The task of bringing Orson Scott Card’s Ender’s Game to the big screen would be unenviable even with modern CGI effects making the necessary special effects possible. The book packs in so many episodes of the life of the title character Andrew “Ender” Wiggin, that most assuredly much of the story would need to be cut in order to keep the resulting film from being ten hours long.
Further, the sci-fi novel predicts the internet, newsgroups, email, social media and even internet trolling, all of which are commonplace now but were surprising to see in a 1985 novel (or the 1977 story that spawned it).The setup for disappointment may have kept many viewers away, as might have unfamiliarity with the concepts this movie espouses, as might have the original author’s politics that have come to the forefront in the years between the publication of the novel and the release of the movie.

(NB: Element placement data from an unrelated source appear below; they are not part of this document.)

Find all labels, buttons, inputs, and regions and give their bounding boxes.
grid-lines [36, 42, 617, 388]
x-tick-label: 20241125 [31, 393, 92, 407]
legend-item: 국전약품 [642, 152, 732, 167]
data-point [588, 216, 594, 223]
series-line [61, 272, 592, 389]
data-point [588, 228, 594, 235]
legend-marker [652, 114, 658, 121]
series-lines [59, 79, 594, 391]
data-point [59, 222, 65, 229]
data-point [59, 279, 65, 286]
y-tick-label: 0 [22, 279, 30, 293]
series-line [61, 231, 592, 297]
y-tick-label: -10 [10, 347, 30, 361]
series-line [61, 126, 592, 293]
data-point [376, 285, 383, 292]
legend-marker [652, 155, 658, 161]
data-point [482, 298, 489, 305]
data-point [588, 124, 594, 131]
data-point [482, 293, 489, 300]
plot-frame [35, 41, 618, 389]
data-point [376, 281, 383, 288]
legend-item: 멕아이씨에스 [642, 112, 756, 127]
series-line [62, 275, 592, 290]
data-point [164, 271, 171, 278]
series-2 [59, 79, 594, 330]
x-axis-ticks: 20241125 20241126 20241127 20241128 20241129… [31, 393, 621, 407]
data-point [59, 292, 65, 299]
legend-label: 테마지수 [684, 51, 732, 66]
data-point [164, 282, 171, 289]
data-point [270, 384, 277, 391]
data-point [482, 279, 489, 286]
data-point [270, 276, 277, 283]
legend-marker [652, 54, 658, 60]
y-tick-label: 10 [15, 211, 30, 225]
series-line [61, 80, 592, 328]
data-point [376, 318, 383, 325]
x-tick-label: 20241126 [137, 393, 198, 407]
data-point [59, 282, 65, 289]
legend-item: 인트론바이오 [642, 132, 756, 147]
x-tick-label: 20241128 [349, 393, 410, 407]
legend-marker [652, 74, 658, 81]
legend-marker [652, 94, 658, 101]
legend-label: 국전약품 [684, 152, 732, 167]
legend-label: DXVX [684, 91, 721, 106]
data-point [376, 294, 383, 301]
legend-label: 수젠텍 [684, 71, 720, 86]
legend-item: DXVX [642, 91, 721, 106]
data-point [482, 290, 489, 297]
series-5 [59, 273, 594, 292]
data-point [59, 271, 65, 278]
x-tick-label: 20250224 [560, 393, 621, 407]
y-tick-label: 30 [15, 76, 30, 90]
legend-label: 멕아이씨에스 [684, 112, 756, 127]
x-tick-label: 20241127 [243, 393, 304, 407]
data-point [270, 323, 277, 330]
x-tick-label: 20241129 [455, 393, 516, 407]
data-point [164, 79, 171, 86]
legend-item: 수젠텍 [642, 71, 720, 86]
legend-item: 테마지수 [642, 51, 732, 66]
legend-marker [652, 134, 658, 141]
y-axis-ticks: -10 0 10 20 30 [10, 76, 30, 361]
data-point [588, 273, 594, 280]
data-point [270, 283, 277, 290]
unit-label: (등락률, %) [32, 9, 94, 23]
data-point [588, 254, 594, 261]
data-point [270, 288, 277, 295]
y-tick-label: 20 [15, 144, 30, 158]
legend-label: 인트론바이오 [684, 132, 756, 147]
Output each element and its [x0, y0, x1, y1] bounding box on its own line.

This task went to writer / director Gavin Hood, whose dramatic teeth were cut on 2005’s Tsotsi and whose sci-fi teeth were cut on 2009’s X-Men Origins: Wolverine. The combination of the two sides of Hood give us an Ender’s Game film that can handle the depth and emotion that made the novel engrossing as well as the sci-fi action that made the novel so exciting.
However, the film’s difficulties begin right away. Hood cuts a great deal of the introduction of Ender (here played by Asa Butterfield) and kicks off his story seemingly midway through the plot, asking a lot of the audience when it comes to forgiving the lack of character development. Ender is established as a compassionate kid who is capable of great violence (as he should be), but this is all we know about the kid.

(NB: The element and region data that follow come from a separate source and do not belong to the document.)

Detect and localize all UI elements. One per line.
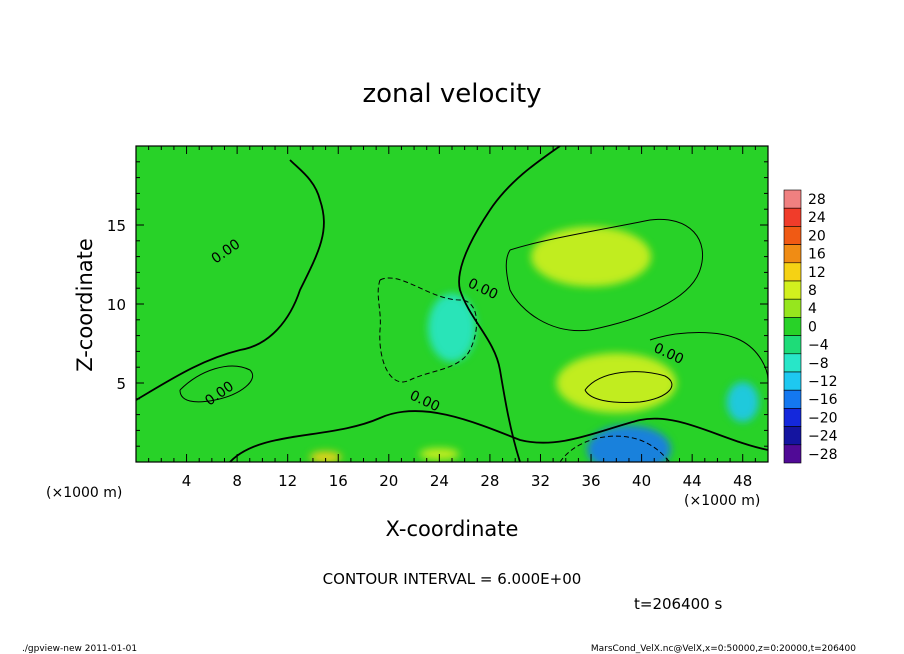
- contour-line-6: [559, 435, 671, 462]
- colorbar-label: 24: [808, 210, 826, 226]
- colorbar-swatch: [783, 317, 802, 336]
- x-axis-ticks: 4 8 12 16 20 24 28 32 36 40 44 48: [148, 146, 756, 490]
- colorbar-swatch: [783, 335, 802, 355]
- colorbar-label: 4: [808, 301, 817, 317]
- field-feature-2: [309, 451, 342, 462]
- colorbar-label: −12: [808, 374, 838, 390]
- contour-line-8: [179, 365, 253, 403]
- colorbar-label: −16: [808, 392, 838, 408]
- colorbar-swatch: [783, 226, 802, 245]
- colorbar-label: −8: [808, 356, 829, 372]
- chart-title: zonal velocity: [362, 79, 541, 109]
- x-tick-label: 36: [581, 472, 600, 490]
- footer-left: ./gpview-new 2011-01-01: [22, 644, 137, 654]
- x-tick-label: 32: [531, 472, 550, 490]
- colorbar-swatch: [783, 298, 802, 318]
- x-tick-label: 4: [182, 472, 192, 490]
- x-axis-label: X-coordinate: [386, 517, 519, 541]
- field-feature-1: [556, 353, 677, 413]
- field-feature-4: [428, 293, 476, 362]
- contour-line-2: [458, 146, 561, 462]
- field-blobs: [309, 226, 759, 462]
- colorbar-label: 28: [808, 192, 826, 208]
- colorbar-label: −28: [808, 447, 838, 463]
- colorbar-label: −20: [808, 410, 838, 426]
- contour-line-4: [584, 371, 673, 403]
- y-axis-ticks: 5 10 15: [107, 161, 768, 447]
- colorbar-label: −4: [808, 338, 829, 354]
- y-tick-label: 5: [116, 375, 126, 393]
- x-tick-label: 40: [632, 472, 651, 490]
- y-axis-label: Z-coordinate: [73, 238, 97, 372]
- colorbar-swatch: [783, 280, 802, 300]
- colorbar-swatch: [783, 444, 802, 464]
- colorbar-swatch: [783, 189, 802, 209]
- colorbar-swatch: [783, 389, 802, 409]
- x-tick-label: 48: [733, 472, 752, 490]
- colorbar-label: 20: [808, 228, 826, 244]
- y-tick-label: 10: [107, 296, 126, 314]
- contour-line-1: [136, 159, 325, 401]
- plot-area: 0.000.000.000.00 0.00 4 8 12 16 20 24 28 32 36 40 4…: [107, 145, 769, 490]
- colorbar-label: 16: [808, 247, 826, 263]
- x-tick-label: 16: [329, 472, 348, 490]
- colorbar-swatch: [783, 371, 802, 391]
- colorbar: 28 24 20 16 12 8 4 0 −4 −8 −12 −16 −20 −24 −28: [783, 189, 838, 464]
- x-tick-label: 24: [430, 472, 449, 490]
- colorbar-swatch: [783, 408, 802, 427]
- contour-line-5: [377, 277, 478, 383]
- x-tick-label: 28: [480, 472, 499, 490]
- field-feature-0: [531, 226, 652, 287]
- y-axis-unit: (×1000 m): [46, 485, 122, 501]
- colorbar-swatch: [783, 244, 802, 264]
- y-tick-label: 15: [107, 217, 126, 235]
- colorbar-label: 8: [808, 283, 817, 299]
- colorbar-label: −24: [808, 429, 838, 445]
- colorbar-swatch: [783, 353, 802, 373]
- velocity-field: 0.000.000.000.00 0.00: [136, 146, 768, 462]
- contour-line-0: [229, 410, 768, 462]
- footer-right: MarsCond_VelX.nc@VelX,x=0:50000,z=0:2000…: [591, 644, 856, 654]
- time-text: t=206400 s: [634, 595, 722, 613]
- colorbar-swatch: [783, 207, 802, 227]
- colorbar-label: 0: [808, 319, 817, 335]
- x-tick-label: 8: [232, 472, 242, 490]
- colorbar-swatch: [783, 426, 802, 446]
- colorbar-swatch: [783, 262, 802, 282]
- field-feature-6: [726, 381, 759, 422]
- x-axis-unit: (×1000 m): [684, 493, 760, 509]
- x-tick-label: 44: [683, 472, 702, 490]
- colorbar-label: 12: [808, 265, 826, 281]
- x-tick-label: 20: [379, 472, 398, 490]
- x-tick-label: 12: [278, 472, 297, 490]
- contour-line-3: [505, 218, 704, 332]
- field-feature-5: [586, 425, 671, 462]
- contour-interval-text: CONTOUR INTERVAL = 6.000E+00: [323, 570, 582, 588]
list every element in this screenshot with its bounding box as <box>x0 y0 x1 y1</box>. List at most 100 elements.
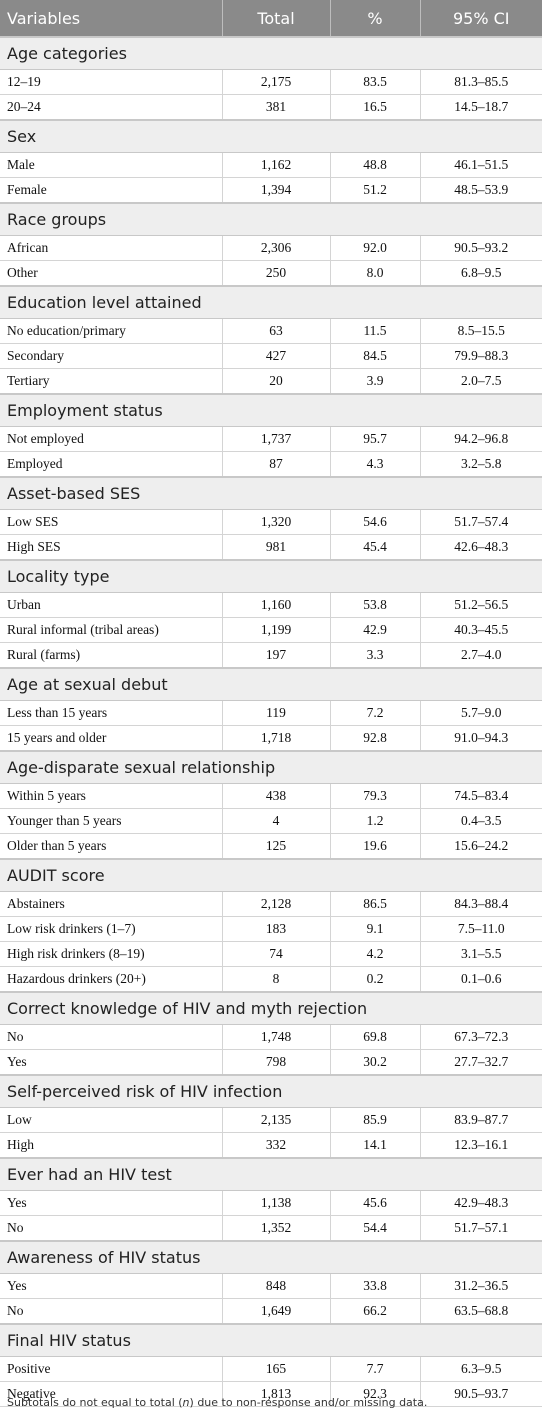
table-row: 15 years and older 1,718 92.8 91.0–94.3 <box>0 725 542 752</box>
cell-ci: 74.5–83.4 <box>420 783 542 809</box>
cell-total: 87 <box>222 451 331 478</box>
cell-variable: Low risk drinkers (1–7) <box>0 916 223 942</box>
cell-ci: 42.6–48.3 <box>420 534 542 561</box>
cell-percent: 4.3 <box>330 451 421 478</box>
cell-total: 20 <box>222 368 331 395</box>
group-title: Asset-based SES <box>0 476 542 510</box>
table-row: Less than 15 years 119 7.2 5.7–9.0 <box>0 700 542 726</box>
cell-variable: Negative <box>0 1381 223 1407</box>
table-row: Employed 87 4.3 3.2–5.8 <box>0 451 542 478</box>
table-row: 12–19 2,175 83.5 81.3–85.5 <box>0 69 542 95</box>
table-row: No education/primary 63 11.5 8.5–15.5 <box>0 318 542 344</box>
cell-ci: 31.2–36.5 <box>420 1273 542 1299</box>
cell-variable: Urban <box>0 592 223 618</box>
cell-total: 2,306 <box>222 235 331 261</box>
cell-variable: No <box>0 1024 223 1050</box>
cell-ci: 63.5–68.8 <box>420 1298 542 1325</box>
table-row: No 1,352 54.4 51.7–57.1 <box>0 1215 542 1242</box>
header-percent: % <box>330 0 421 38</box>
table-row: High risk drinkers (8–19) 74 4.2 3.1–5.5 <box>0 941 542 967</box>
cell-variable: Yes <box>0 1273 223 1299</box>
cell-percent: 3.9 <box>330 368 421 395</box>
cell-variable: Other <box>0 260 223 287</box>
cell-ci: 6.8–9.5 <box>420 260 542 287</box>
cell-total: 1,737 <box>222 426 331 452</box>
cell-ci: 91.0–94.3 <box>420 725 542 752</box>
cell-ci: 7.5–11.0 <box>420 916 542 942</box>
group-header-row: Asset-based SES <box>0 476 542 510</box>
cell-ci: 94.2–96.8 <box>420 426 542 452</box>
table-row: Hazardous drinkers (20+) 8 0.2 0.1–0.6 <box>0 966 542 993</box>
cell-variable: High risk drinkers (8–19) <box>0 941 223 967</box>
cell-total: 1,352 <box>222 1215 331 1242</box>
cell-percent: 95.7 <box>330 426 421 452</box>
cell-ci: 6.3–9.5 <box>420 1356 542 1382</box>
footnote-italic: n <box>182 1396 190 1409</box>
cell-total: 848 <box>222 1273 331 1299</box>
cell-total: 1,649 <box>222 1298 331 1325</box>
cell-percent: 48.8 <box>330 152 421 178</box>
cell-percent: 54.4 <box>330 1215 421 1242</box>
cell-percent: 92.8 <box>330 725 421 752</box>
cell-variable: Younger than 5 years <box>0 808 223 834</box>
cell-percent: 3.3 <box>330 642 421 669</box>
table-row: High SES 981 45.4 42.6–48.3 <box>0 534 542 561</box>
group-title: Awareness of HIV status <box>0 1240 542 1274</box>
cell-ci: 51.7–57.4 <box>420 509 542 535</box>
cell-variable: Positive <box>0 1356 223 1382</box>
group-title: Final HIV status <box>0 1323 542 1357</box>
cell-percent: 45.6 <box>330 1190 421 1216</box>
cell-total: 8 <box>222 966 331 993</box>
group-header-row: AUDIT score <box>0 858 542 892</box>
cell-variable: No <box>0 1215 223 1242</box>
group-title: Age categories <box>0 36 542 70</box>
header-total: Total <box>222 0 331 38</box>
cell-ci: 14.5–18.7 <box>420 94 542 121</box>
cell-percent: 7.7 <box>330 1356 421 1382</box>
cell-percent: 11.5 <box>330 318 421 344</box>
table-row: Yes 798 30.2 27.7–32.7 <box>0 1049 542 1076</box>
cell-total: 250 <box>222 260 331 287</box>
group-header-row: Employment status <box>0 393 542 427</box>
cell-variable: Not employed <box>0 426 223 452</box>
group-title: Age-disparate sexual relationship <box>0 750 542 784</box>
cell-variable: No education/primary <box>0 318 223 344</box>
cell-ci: 84.3–88.4 <box>420 891 542 917</box>
cell-ci: 46.1–51.5 <box>420 152 542 178</box>
cell-percent: 42.9 <box>330 617 421 643</box>
table-row: Male 1,162 48.8 46.1–51.5 <box>0 152 542 178</box>
cell-percent: 14.1 <box>330 1132 421 1159</box>
header-ci: 95% CI <box>420 0 542 38</box>
cell-ci: 8.5–15.5 <box>420 318 542 344</box>
group-title: Employment status <box>0 393 542 427</box>
footnote: Subtotals do not equal to total (n) due … <box>7 1396 427 1410</box>
cell-percent: 19.6 <box>330 833 421 860</box>
cell-variable: 20–24 <box>0 94 223 121</box>
cell-variable: Rural (farms) <box>0 642 223 669</box>
cell-ci: 51.7–57.1 <box>420 1215 542 1242</box>
cell-ci: 90.5–93.7 <box>420 1381 542 1407</box>
cell-variable: Yes <box>0 1190 223 1216</box>
group-title: Ever had an HIV test <box>0 1157 542 1191</box>
table-row: Positive 165 7.7 6.3–9.5 <box>0 1356 542 1382</box>
cell-total: 74 <box>222 941 331 967</box>
cell-percent: 92.0 <box>330 235 421 261</box>
cell-percent: 1.2 <box>330 808 421 834</box>
table-row: Older than 5 years 125 19.6 15.6–24.2 <box>0 833 542 860</box>
cell-variable: High <box>0 1132 223 1159</box>
table-row: Abstainers 2,128 86.5 84.3–88.4 <box>0 891 542 917</box>
cell-variable: Male <box>0 152 223 178</box>
group-title: Correct knowledge of HIV and myth reject… <box>0 991 542 1025</box>
table-row: Tertiary 20 3.9 2.0–7.5 <box>0 368 542 395</box>
cell-ci: 67.3–72.3 <box>420 1024 542 1050</box>
group-header-row: Self-perceived risk of HIV infection <box>0 1074 542 1108</box>
cell-variable: Tertiary <box>0 368 223 395</box>
cell-percent: 83.5 <box>330 69 421 95</box>
cell-percent: 79.3 <box>330 783 421 809</box>
table-row: Rural (farms) 197 3.3 2.7–4.0 <box>0 642 542 669</box>
cell-ci: 2.7–4.0 <box>420 642 542 669</box>
cell-variable: Employed <box>0 451 223 478</box>
cell-percent: 33.8 <box>330 1273 421 1299</box>
table-row: No 1,649 66.2 63.5–68.8 <box>0 1298 542 1325</box>
cell-ci: 15.6–24.2 <box>420 833 542 860</box>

Soon the teenager is enrolled in Battle School, a spectacular space station on which he is taught the art of war through a series of virtual reality war games (which give the novel and film its title). The enemy army is an insect-like race called “The Formics”, whom Ender must learn the impossible task of thinking like in order to win the war and prevent the future alien invasion of Earth.
The film itself is beautiful to look at with a great deal of convincing and capable special effects. Impressively the lighting and reflections are so perfectly planned that often the CGI and practical sets are hard to distinguish. Even the obvious CGI (such as some of Ender’s actual video games) is impressive to look at. Through and through, Ender’s Game is an impressively designed and executed motion picture.
But Ender’s Game is more than just a space opera and Hood is well aware of this. Many of the subplots that diversified the novel from being simply a war book have been dropped for time, and Hood often struggles to keep the surviving storylines as diverse as they need to be to support the spectacular ending. Ender’s Games’s actual ending does work remarkably well, thanks to Hood making this goal the entire point of his screenplay.
However, many other questions are either answered vaguely or not at all. For example, in an outer-space navy that features the tough adult faces of Nonso Anozie, Harrison Ford, Ben Kingsley, and Viola Davis, why exactly are high school-aged children being primed to lead fleets of warships? In the novel, this manages to make sense. The movie, however, never quite fills in that blank.
Much of the weight of the film is placed not on the special effects, but on the actors themselves. For the most part they carry this off successfully. Ford alternately whispers and screams his way through his role as the Battle School’s Colonel Hyrum Graff, while Kingsley feels a lot like Kingsley as the tattooed war hero Mazer Rackham. Abigail Breslin is capable as Ender’s older sister (whose role is significantly cut from the novel) and Hailee Steinfeld is fine as fellow cadet Petra Arkanian.
Of course without a good “Ender” there can’t be much of a game. Asa Butterfield handles his American accent well and also shows a range of conflicting emotions all at the same time. In keeping with Ender’s compassion and violence, Butterfield seems to often conflict with himself, fighting back tears as he shows his warlike defiance and rebellious free-thinking that makes him valuable. When required Butterfield shows Ender’s incredible confidence and when needed he believably breaks down into the teenager he really is.
Hood’s in-depth knowledge of the novel is exemplified in his DVD commentary, one of two included on the disc. These are two of the many impressive extras included on the Blu-ray version of this two-disc set. Also included are two theatrical trailers, two documentaries and a collection of deleted and extended scenes (that also include director commentaries).
Ultimately, though Hood demands a lot of the audience, especially in the need to hit the ground running right after the opening credits, Ender’s Game does work quite well, though it never quite manages to achieve perfection. There are holes in the plot and more suspension of disbelief is required than your average science fiction film. However, none of these flaws manage to cause Ender’s Game to collapse under its own weight.
Fans of the novel know that the original book led to a series. While Ender’s Game, the film, does a fine job of setting up the possibility of these sequels, it does not end abruptly and unsatisfactorily on a cliffhanger. In that the film made only $2 million over its $110 million dollar budget (not counting marketing costs), these sequels may never be made. That’s a shame, as although it’s far from perfect and it’s in need of a few tune-ups, Ender’s Game does lay the groundwork for what could be a satisfying saga.